2016-06-Girations et piano-jazz
Date de publication : 4 juin 2016 06:29:45
Girations et piano-jazz
La balade du jour, dextrogyre. Nous grimpons la colline entre 17h et 18h avant d’en redescendre par le même chemin et rentrer en suivant le Batuna.
Dextrogyre ? Le mot et son alter ego, lévogyre, désigne en utilisant un jargon scientifique, la direction droite ou gauche que nous prenons, sitôt le chemin des Arènes traversé, une fois que nous butons sur le grand canal, l’axe de cette boussole improvisée étant le petit pont de pierre qui l’enjambe. Ils décrivent la propriété qu’ont certaines molécules de dévier à droite ou à gauche le plan de la lumière polarisée : ainsi le glucose et le lévulose, strictement identiques au niveau de leur composition atomique ne se différencient-ils que par ce phénomène, l’un – le glucose – étant dextrogyre quand le lévulose, lui, est lévogyre. Ce sont des isomères énantiomorphes.
Je racontais (dans Autoportraits) comment la recherche de Ganymède m’avait rajeuni en me faisant tomber par proximité sur le Gaïac, un arbre au bois très dur originaire d’Amérique du Sud. Dans la foulée, j’avais aussi joué avec « gecko », découvrant même à son sujet la solution d’une énigme puisque je venais d’entendre une amie narrer à Julie avoir trouvé un gecko mais que, l’ayant pris dans sa main, elle l’avait brutalement relâché après que la bête ait poussé un cri bref et strident : oui, les tarentes crient et c’est même ce pourquoi on leur a donné, en Orient et par onomatopée, ce nom de gecko.
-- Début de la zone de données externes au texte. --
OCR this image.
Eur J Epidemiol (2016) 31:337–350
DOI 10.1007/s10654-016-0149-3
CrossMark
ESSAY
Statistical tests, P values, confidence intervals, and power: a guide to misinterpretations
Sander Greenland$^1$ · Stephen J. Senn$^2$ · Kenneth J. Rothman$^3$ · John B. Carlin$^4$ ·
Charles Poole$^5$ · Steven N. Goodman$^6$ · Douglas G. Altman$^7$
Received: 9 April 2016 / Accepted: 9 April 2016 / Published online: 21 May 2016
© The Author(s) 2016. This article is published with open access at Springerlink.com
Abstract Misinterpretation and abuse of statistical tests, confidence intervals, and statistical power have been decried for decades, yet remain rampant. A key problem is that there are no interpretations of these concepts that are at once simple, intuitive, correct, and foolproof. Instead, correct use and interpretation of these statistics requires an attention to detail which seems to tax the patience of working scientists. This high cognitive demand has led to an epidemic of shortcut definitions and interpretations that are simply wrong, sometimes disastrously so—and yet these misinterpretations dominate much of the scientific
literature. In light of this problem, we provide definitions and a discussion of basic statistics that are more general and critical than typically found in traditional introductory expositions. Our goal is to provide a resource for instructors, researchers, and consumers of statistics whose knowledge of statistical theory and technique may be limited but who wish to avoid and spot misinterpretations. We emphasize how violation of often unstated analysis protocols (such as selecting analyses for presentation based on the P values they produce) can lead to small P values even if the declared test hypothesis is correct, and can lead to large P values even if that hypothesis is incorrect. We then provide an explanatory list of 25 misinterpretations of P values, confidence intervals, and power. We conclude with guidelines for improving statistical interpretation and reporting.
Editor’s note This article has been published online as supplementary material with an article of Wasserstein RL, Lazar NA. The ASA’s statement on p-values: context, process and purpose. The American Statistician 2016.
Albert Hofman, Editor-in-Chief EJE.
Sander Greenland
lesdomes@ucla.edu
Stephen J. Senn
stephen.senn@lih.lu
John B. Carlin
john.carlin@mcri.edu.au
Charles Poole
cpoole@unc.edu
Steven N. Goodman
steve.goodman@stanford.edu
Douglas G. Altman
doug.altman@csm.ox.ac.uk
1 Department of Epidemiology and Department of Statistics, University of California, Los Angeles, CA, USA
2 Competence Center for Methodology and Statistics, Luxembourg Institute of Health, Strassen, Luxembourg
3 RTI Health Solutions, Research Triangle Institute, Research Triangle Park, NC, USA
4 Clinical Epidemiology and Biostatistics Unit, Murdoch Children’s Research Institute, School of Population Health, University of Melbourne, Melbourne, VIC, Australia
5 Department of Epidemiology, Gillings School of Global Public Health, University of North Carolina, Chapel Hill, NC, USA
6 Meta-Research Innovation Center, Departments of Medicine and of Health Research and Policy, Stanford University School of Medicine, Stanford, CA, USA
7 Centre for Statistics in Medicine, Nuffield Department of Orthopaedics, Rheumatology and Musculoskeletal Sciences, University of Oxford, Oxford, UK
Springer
Et pour en finir avec Ganymède, il m’a bien fallu battre ma coulpe, m’étant un peu mélangé les pinceaux avec les tropes, confondant – j’en suis resté confondu – l’antonomase et l’antonymie… Car, si le premier désigne le procédé par lequel on remplace un nom commun ou une périphrase par un nom propre – et réciproquement – (ainsi, un « Aristarque » [de Samothrace] pour un « critique », certes éclairé mais sévère, ou « l’Apôtre des Gentils » pour Saint Paul), le second marque la figure de style consistant à accoler deux mots de sens contraire : « un honnête fripon », voire « clair-obscur ». Encore que Ganymède m’était venu spontanément en lisant Les Bienveillantes, ce titre sibyllin du pavé scandaleux de Jonathan Littell, les Bienveillantes étant le qualificatif faussement louangeur des Euménides – trois créatures terrifiantes de la mythologie grecque, chargées par les Dieux de traquer et punir les criminels – sans doute par goût de l’euphémisme mais, plus sûrement de l’antinomie, ce “truc” langagier consistant à désigner quelque chose par son contraire (les Euménides – Mégère, Alecto et Tisiphone – finiront néanmoins par acquitter Oreste, pourtant coupable du meurtre de sa mère, Clytemnestre).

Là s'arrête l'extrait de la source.